South Africa was temporarily stabilized by a 114-run partnership between du Plessis (62) and AB de Villiers (65) before they both fell in quick succession in the afternoon. Although Kumar was India’s standout bowler, those two crucial breakthroughs were made by others.

With the du Plessis-de Villiers partnership threatening to spoil India’s early progress, debutant quick bowler Jasprit Brumah bowled de Villiers soon after lunch for a memorable first test wicket.

Hardik Pandya worked hard for du Plessis’ wicket, seeing an ultra-close lbw decision turned down via the decision review system before, two balls later, he forced an edge behind to dismiss the South African skipper.

Du Plessis’ exit was greeted by a running, fist-pumping celebration by India captain Virat Kohli.

Mohammed Shami bowled Vernon Philander for 23 just before tea as India’s seamers rumbled on.
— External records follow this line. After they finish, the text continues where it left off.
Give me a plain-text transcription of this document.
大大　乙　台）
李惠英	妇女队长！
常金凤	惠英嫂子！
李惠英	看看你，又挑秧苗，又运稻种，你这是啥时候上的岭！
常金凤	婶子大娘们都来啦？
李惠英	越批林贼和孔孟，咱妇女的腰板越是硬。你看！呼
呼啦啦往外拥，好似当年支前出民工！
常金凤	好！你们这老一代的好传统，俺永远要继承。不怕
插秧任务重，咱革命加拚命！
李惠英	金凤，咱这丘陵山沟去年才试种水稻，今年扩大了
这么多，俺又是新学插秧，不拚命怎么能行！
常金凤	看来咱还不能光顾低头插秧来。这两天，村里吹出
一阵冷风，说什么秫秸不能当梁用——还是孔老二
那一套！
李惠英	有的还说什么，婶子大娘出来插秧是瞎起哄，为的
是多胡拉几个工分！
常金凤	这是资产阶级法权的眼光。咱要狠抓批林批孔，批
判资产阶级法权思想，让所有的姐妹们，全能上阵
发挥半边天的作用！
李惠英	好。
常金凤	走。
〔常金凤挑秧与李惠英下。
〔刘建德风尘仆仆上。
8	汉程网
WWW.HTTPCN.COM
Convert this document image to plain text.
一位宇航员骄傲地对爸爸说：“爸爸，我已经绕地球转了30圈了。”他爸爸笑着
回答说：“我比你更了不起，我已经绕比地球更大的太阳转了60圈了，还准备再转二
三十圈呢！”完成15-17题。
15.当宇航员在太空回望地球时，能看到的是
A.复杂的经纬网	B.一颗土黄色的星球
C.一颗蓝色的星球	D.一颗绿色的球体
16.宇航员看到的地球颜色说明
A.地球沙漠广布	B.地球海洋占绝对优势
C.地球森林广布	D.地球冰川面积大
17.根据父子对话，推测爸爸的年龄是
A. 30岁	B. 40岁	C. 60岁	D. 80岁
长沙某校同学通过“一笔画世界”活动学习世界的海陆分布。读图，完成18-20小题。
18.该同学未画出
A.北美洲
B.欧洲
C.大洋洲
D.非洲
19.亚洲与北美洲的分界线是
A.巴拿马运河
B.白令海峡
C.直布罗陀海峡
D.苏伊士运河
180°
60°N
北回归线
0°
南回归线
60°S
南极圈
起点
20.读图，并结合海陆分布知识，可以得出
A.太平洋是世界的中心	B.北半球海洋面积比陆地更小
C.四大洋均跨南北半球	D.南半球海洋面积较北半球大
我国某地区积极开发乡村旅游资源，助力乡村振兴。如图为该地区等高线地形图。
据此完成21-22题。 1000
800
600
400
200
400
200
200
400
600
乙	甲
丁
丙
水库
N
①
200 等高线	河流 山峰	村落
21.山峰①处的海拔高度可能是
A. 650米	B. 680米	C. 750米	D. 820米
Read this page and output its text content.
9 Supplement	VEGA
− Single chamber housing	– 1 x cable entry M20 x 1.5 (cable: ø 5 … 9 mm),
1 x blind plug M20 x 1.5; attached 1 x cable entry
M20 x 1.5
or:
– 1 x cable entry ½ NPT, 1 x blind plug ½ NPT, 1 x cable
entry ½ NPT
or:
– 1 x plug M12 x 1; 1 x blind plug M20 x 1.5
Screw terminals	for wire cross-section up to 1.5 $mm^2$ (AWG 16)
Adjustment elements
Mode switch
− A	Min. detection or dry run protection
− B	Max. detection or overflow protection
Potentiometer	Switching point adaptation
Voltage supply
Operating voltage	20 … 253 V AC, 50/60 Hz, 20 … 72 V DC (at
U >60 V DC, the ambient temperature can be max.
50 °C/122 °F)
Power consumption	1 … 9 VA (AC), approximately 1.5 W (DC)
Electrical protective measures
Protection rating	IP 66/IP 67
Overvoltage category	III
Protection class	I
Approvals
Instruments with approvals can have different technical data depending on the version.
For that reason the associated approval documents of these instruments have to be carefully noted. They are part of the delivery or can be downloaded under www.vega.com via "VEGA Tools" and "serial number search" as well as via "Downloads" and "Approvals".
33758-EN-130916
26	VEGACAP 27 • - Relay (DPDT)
India had a flying start in a country where it has never won a series, and where it’s again facing familiar scrutiny over the gap between its impressive record in home conditions, and less-than-impressive showing on tour. India is No. 1 in the world in test cricket after nine consecutive series wins, but has played outside of Asia just once in that run of success.